Rufus shook his head. “Did not matter to the Comanches. Comanches were a movement, not a race. There were white Comanches, Mexican Comanches, Black ones, ones who used to be Caddo or Cheyenne or what have you.”
“When you say he ended up at Fort Sill . . .”
“They were kept sort of as prisoners for a while. The Period of Forced Captivity. But when things settled down the Comanches ended up controlling some land in those parts. Allotments of a hundred sixty acres were given out to them. Many of ’em leased their allotments out to white ranchers, raised cattle and such. Hopewell worked as a cowboy. Married a younger woman round about 1900—we think she was half Comanche and half white. Had a son. My great-grandfather. He grew up on the ranch and enlisted in the army in World War One.
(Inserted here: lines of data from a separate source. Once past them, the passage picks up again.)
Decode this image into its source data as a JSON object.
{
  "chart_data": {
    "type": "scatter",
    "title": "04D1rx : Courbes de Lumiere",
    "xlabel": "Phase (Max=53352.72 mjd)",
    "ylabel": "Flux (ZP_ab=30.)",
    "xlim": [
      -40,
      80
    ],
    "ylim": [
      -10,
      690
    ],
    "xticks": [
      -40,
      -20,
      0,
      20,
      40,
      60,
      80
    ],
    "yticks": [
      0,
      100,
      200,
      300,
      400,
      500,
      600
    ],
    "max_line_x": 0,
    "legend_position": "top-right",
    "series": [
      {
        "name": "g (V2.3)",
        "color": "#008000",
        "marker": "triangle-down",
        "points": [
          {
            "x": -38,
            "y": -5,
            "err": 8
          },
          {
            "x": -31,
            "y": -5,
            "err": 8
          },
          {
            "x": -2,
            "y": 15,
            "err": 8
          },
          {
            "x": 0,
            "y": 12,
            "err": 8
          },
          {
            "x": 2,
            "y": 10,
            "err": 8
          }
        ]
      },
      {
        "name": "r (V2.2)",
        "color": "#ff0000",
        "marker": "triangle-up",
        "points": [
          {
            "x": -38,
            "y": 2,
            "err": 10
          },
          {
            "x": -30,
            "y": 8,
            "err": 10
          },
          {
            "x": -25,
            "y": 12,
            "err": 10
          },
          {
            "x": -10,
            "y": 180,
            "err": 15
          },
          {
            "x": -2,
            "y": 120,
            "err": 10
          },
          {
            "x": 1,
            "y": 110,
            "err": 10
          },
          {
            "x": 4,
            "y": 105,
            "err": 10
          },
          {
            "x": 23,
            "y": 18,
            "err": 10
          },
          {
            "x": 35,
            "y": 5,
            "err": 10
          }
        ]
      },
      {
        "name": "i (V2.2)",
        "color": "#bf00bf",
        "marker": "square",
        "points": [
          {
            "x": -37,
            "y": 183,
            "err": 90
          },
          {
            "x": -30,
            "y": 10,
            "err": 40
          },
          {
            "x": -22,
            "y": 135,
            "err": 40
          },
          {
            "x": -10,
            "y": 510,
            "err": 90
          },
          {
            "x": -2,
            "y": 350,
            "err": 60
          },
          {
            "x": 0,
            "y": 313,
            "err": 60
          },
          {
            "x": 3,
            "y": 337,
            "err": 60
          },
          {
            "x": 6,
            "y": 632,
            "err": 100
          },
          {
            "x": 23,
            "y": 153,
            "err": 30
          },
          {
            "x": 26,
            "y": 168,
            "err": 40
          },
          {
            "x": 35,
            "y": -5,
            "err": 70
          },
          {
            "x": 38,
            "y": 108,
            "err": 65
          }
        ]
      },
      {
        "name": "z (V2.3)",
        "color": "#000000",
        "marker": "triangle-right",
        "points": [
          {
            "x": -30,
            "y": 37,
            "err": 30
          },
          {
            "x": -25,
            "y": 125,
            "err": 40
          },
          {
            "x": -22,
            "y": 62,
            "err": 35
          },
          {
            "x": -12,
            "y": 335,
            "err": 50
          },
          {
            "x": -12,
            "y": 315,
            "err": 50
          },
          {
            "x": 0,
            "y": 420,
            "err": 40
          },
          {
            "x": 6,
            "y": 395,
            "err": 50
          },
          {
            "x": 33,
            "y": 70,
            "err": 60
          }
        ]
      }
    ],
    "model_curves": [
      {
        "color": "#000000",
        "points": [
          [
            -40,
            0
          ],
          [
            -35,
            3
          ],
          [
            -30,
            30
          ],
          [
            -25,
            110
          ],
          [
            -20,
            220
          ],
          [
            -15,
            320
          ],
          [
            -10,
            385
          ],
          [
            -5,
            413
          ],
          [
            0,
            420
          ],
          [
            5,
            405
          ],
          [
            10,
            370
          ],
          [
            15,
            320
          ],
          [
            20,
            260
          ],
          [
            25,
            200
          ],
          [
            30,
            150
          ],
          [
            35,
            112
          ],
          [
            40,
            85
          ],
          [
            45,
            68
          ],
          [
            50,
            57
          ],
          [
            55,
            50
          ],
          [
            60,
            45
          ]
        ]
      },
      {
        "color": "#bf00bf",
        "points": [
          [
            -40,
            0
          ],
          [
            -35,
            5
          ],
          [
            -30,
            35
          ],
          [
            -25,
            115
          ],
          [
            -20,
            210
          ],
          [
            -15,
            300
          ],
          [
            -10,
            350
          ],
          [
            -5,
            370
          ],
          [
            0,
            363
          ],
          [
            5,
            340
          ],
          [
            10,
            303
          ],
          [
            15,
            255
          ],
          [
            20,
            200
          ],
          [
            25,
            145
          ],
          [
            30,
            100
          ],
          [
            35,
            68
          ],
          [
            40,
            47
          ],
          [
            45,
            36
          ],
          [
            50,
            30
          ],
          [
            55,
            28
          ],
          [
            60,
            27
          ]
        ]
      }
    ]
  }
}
They needed men who could wrangle horses, so he did that. Came back, started a family with a woman who looked like him—we think she was Mexican, mostly—and so on and so forth. My grandpa served in World War Two. Came back in one piece, started a family around boomer times, had my dad. Anyway, you get the picture. Up until about World War II we were horse people, but when cavalry became armored cav, that changed. I was a mechanic. Fixed tanks and APCs and such.” He smiled. “It’s all about mobility, see.”